Crypto Market Shows Classic Bear Traits as Investor Sentiment Shifts
Bitcoin and EthereumETH-- prices have fallen from recent highs, with spot ETFs experiencing record outflows in late 2025 and early 2026. The 365-day moving average of funding rates has hit its lowest level since December 2023, signaling growing caution among traders. Institutional demand has softened, with recent data showing mild weekly outflows from major ETFs.
Market conditions have shifted significantly amid broader economic uncertainties. The U.S. job market has weakened, and inflationary pressures remain elevated, leading investors to move money into safer assets like stocks and bonds according to market analysis. BitcoinBTC-- miners have also adapted to this environment, repurposing infrastructure for artificial intelligence hosting, which has proven more profitable than traditional mining based on industry reports.
Bitcoin's price has remained range-bound between $85,500 and $90,500 for nearly three weeks. On-chain data shows a stalemate between profit-taking and long-term accumulation. The Spent Output Profit Ratio (SOPR) hovers near neutral, indicating that most sellers are exiting at or near cost basis. This balance suggests a market in consolidation rather than panic selling.

Why Did This Happen?
The shift in investor sentiment reflects broader macroeconomic trends and the rise of artificial intelligence as an alternative investment opportunity. In 2025, AI became the dominant theme in both Wall Street and Silicon Valley, siphoning capital from crypto markets. Nvidia gained 39% in 2025, while bitcoin declined by 6% according to financial data.
Bitcoin miners are also pivoting business models to take advantage of the AI boom, repurposing cooling systems and power infrastructure for data center operations. This trend reflects the broader reality that hosting AI is now more profitable than mining bitcoin in many regions.
The market is also reacting to regulatory developments. The U.S. passed the Genius Act in mid-2025, creating a framework for stablecoins and encouraging banks to enter the crypto space. The Federal Reserve also removed restrictions on crypto activities, allowing banks to custody crypto assets for customers.
How Did Markets Respond?
ETF outflows highlight the shift in investor sentiment. In November and December 2025, U.S.-listed spot bitcoin ETFs saw $4.57 billion in redemptions, the largest on record since their 2024 launch. Ethereum-linked products also faced $2 billion in outflows during the same period according to market data.
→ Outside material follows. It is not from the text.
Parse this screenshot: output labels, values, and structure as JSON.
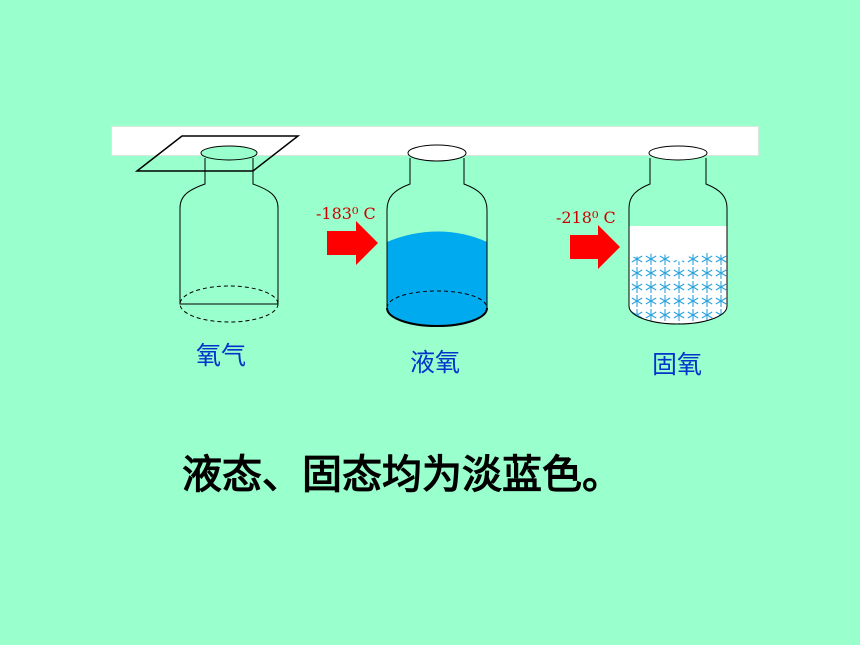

Bitcoin's price action has remained range-bound, with institutional traders favoring range-trading strategies over trend-following. Analysts at XWIN Research Japan project BTC could remain between $80,000 and $140,000 for most of 2026.
Meanwhile, regulatory changes in the U.S. and U.K. are shaping the landscape. The FDIC proposed rules for stablecoins, and the UK's Financial Conduct Authority is set to publish final crypto regulations in 2026. These changes aim to bring crypto markets under the same regulatory umbrella as traditional financial services.
What Are Analysts Watching Next?
Tom Lee predicts a 10% to 15% pullback in early 2026 due to policy uncertainty around the Federal Reserve and White House. He also sees potential for a strong recovery in the second half of 2026 if policy support returns.
Investors are also watching how macroeconomic factors evolve. The Federal Reserve has injected liquidity into financial markets, including buying $40 billion in Treasury bills per month to ease funding stress. This move could help stabilize risk sentiment and support crypto markets in the short term.
Institutional traders are adapting strategies to the range-bound environment. Options strategies such as selling strangles and straddles are gaining favor as volatility remains contained. The key for the next major move will likely depend on an external catalyst—either a macroeconomic shift or a change in ETF inflow dynamics according to market analysis.